Quartz’s backlash was swift. Within 24 hours of Ubisoft announcing the platform in a YouTube trailer, over 35,000 people had clicked the dislike button, and just over 1,300 liked it.
Ubisoft’s first foray into NFTs didn’t exactly make gangbusters. He gave some to players who reached certain levels of playtime or experience in Tom Clancy’s Ghost Recon Breakpoint. It offered players the option to purchase NFTs, but sales were reportedly very slow. Someone who purchased one, which is a gun skin with a unique little serial number, told Waypoint that “it didn’t feel any different than using any other cosmetic, but the serial number personalized and being able to view it outside of the Ghost Recon experience really added a level of ownership that I appreciate.
Nevertheless, Nicolas Pouard, vice president of Ubisoft’s Strategic Innovations Lab, suggested that gamers simply don’t understand the utility of NFTs.
“I think gamers don’t understand what a digital secondary market can do for them. Right now, due to the current NFT situation and context, gamers really believe it’s destruction first of the planet, and then just a speculative tool,” Pouard said. says Finder. “But what we [at Ubisoft] see first is endgame. Endgame is about giving players the ability to resell their items once they’re done with them or have finished playing the game itself. So it’s really, for them. It’s really beneficial. But they don’t understand right now.”

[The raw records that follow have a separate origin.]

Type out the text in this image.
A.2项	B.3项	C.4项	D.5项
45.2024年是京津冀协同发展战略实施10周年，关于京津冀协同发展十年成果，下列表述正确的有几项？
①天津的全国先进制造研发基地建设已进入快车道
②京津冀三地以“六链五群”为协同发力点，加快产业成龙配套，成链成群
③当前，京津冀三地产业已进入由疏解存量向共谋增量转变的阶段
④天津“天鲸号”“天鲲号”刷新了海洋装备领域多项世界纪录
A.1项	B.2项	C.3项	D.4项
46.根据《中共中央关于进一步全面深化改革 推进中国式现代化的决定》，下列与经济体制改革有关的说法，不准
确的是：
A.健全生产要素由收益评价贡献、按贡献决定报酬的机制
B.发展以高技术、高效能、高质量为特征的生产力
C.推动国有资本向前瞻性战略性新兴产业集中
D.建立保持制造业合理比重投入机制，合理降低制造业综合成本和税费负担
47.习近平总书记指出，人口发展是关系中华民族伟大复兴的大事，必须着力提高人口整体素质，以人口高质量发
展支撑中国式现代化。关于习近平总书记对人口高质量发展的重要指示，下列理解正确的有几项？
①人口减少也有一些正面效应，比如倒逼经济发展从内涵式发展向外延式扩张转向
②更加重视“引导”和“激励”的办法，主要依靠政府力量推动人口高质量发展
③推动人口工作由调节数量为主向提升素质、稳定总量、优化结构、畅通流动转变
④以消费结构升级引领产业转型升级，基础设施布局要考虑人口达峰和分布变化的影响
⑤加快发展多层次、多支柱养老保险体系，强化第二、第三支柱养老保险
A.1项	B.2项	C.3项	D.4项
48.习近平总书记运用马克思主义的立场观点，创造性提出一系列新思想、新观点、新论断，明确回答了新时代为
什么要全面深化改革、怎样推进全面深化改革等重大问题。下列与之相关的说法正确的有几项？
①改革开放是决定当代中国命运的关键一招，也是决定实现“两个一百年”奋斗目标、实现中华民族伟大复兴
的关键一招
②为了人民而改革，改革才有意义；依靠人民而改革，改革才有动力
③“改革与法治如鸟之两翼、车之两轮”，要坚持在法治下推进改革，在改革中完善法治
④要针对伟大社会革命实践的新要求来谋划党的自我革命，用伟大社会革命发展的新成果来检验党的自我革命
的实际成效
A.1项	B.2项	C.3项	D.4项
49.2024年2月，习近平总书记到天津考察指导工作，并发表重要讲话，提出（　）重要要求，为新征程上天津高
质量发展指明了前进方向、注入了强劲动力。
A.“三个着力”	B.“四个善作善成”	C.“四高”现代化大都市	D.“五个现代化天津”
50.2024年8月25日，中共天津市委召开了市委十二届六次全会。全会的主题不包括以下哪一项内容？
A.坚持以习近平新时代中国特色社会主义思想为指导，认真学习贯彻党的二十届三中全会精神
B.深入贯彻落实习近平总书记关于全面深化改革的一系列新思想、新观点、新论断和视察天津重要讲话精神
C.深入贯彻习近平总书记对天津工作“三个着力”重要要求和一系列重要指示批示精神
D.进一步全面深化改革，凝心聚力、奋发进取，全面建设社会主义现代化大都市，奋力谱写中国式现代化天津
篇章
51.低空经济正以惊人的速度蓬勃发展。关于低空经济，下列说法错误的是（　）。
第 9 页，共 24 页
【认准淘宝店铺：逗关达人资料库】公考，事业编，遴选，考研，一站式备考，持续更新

Pouard also said that Ubisoft considered announcing Quartz without making any reference to the fact that the numbers are actually NFTs, but decided against it because players would have recognized what was going on anyway. “So we decided it wouldn’t be very smart to try to hide it,” he said. “Our principle is to build a safe place and a safe environment with Quartz, so we need to be transparent about what we do.”
NFTs are essentially a certificate of authenticity designed to live on the blockchain. The idea is that an NFT is a public record of ownership of a digital asset. In reality, it is a verified link to a file somewhere on the Internet that the owner of the destination URL can modify or even delete.
Along with claims that they may amount to a pyramid scheme, many critics have expressed concern about the environmental impact.